Dass bei steigenden Flüchtlingszahlen auch die Kosten für die medizinische Versorgung steigen liegt auf der Hand. Die Kostenerstattung erfolgt über die Pauschale des Landes für Unterbringung, soziale Betreuung und die Erbringung der Leistungen nach dem Asylbewerberleistungsgesetz. Die Pauschale, die das Land den Kreisen und kreisfreien Städten zahlt, wurde 2013 von 7480 Euro auf 9011 Euro erhöht. Wie üblich gehen die Meinungen, ob dies kostendeckend sei, zwischen Land und Kommunen auseinander. Ein Grundübel bleibt das Asylbewerberleistungsgesetz, das die Betroffenen vom Zugang zur medizinischen Regelversorgung ausschließt und Beantragung und Abrechnung von medizinischen Leistungen mit den Sozialämtern der Kreise sehr kompliziert macht. Das kann zu erheblichen Verzögerungen bei der ärztlichen Versorgung führen. Unterkunftsbetreiber berichten, dass der schwierige Zugang zur regelmäßigen medizinischen Versorgung auch dazu führt, daß Notarzteinsätze und Krankentransporte zur stationären Notaufnahme nötig werden.

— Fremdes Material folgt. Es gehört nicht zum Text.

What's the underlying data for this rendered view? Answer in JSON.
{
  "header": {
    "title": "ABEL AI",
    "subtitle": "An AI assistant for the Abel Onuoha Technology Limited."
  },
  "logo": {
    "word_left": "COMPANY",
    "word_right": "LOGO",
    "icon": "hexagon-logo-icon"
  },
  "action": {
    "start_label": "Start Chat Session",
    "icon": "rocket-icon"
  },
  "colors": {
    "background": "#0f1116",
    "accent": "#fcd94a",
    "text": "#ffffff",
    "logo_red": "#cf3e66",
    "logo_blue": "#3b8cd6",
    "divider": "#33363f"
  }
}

Wir Bündnisgrüne werden uns weiterhin dafür einsetzen das Asylbewerberleistungsgesetz abzuschaffen und dem Personenkreis Zugang zu unseren regulären sozialen Sicherungssystemen zu verschaffen. Die vorgeschlagene Einführung einer Chipkarte durch die AOK Nordost analog des „Bremer Modells“ begrüßen wir als einen richtigen Schritt in Richtung Zugang zur Regelversorgung.

Bei der Bedarfsplanung wäre das neu geschaffene Landesgremium nach § 90a der richtige Ort, um über die medizinische Versorgung der Flüchtlinge zu beraten und Verbesserungen vorzuschlagen.

Auch wenn der FDP Antrag einen sehr weiten Bogen von kleinteiligen Maßnahmen wie der PC Ausstattung in den Untersuchungsräumen in Eisenhüttenstadt bis zur Änderung der Medizinerausbildung auf Bundesebene schlägt, so sind die Vorschläge dennoch richtig. Wir GRÜNE unterstützen alle Initiativen, um die medizinische Versorgung der Flüchtlinge in der Erstaufnahmeeinrichtung und in den Kommunen zu verbessern.